LeetCode 1149 - Article Views II

Difficulty: 🟡 Medium
Topics: Database

Solution

Problem Understanding

The problem gives us a database table named Views. Each row represents a single viewing event where a user viewed an article on a specific date. The columns are:

Column	Meaning
`article_id`	The article being viewed
`author_id`	The author who wrote the article
`viewer_id`	The user who viewed the article
`view_date`	The date of the view

The task is to find every person who viewed more than one article on the same date.

In other words, we must identify all viewer_id values such that there exists at least one date where that viewer viewed at least two different articles.

The output should contain a single column named id, which corresponds to the qualifying viewer_id values. The results must be sorted in ascending order.

A very important detail is that the table may contain duplicate rows. This means the same viewing event can appear multiple times.
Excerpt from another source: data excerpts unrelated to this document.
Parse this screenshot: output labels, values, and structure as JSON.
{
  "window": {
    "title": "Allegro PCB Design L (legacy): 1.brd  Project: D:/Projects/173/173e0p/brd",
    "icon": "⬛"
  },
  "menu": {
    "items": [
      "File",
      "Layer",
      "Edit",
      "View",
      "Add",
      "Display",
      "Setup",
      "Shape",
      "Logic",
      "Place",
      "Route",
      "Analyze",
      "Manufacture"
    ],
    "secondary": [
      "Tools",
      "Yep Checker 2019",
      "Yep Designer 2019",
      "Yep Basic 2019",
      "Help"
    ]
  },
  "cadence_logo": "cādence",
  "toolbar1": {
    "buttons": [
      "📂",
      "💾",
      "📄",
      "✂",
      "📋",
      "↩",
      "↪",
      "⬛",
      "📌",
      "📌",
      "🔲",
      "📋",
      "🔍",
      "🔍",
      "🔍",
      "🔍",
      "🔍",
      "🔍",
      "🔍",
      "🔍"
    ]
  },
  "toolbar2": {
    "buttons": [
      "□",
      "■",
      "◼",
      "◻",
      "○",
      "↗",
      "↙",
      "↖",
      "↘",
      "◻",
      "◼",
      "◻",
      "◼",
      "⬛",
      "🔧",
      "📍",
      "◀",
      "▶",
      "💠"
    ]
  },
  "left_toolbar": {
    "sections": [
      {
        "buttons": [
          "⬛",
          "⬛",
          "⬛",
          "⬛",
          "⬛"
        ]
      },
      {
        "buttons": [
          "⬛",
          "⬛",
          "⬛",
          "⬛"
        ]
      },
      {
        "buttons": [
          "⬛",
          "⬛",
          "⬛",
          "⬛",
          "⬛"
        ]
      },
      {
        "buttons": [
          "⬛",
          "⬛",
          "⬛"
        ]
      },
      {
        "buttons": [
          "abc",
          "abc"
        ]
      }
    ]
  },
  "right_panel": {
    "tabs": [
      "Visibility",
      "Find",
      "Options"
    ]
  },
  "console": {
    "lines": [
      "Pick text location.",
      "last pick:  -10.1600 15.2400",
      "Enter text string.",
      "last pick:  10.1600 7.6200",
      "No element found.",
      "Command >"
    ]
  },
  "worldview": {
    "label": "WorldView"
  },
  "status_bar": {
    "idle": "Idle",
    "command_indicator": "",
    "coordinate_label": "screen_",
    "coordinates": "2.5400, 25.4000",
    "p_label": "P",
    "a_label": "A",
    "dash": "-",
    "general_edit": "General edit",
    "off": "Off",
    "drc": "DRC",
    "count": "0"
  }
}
A naive solution that simply counts rows may incorrectly treat duplicate rows as multiple article views. Therefore, we must count distinct articles viewed on the same date.

Consider this example from the problem:

viewer_id	view_date	article_id
5	2019-08-01	1
5	2019-08-01	3

Viewer 5 viewed two different articles on the same day, so they qualify.

However:

viewer_id	view_date	article_id
4	2019-07-21	3
4	2019-07-21	3

These are duplicate rows for the same article. Viewer 4 viewed only one distinct article on that date, so they do not qualify.

The constraints are relatively small in terms of SQL complexity, but correctness is more important than raw performance. The key challenge is correctly grouping rows and handling duplicates.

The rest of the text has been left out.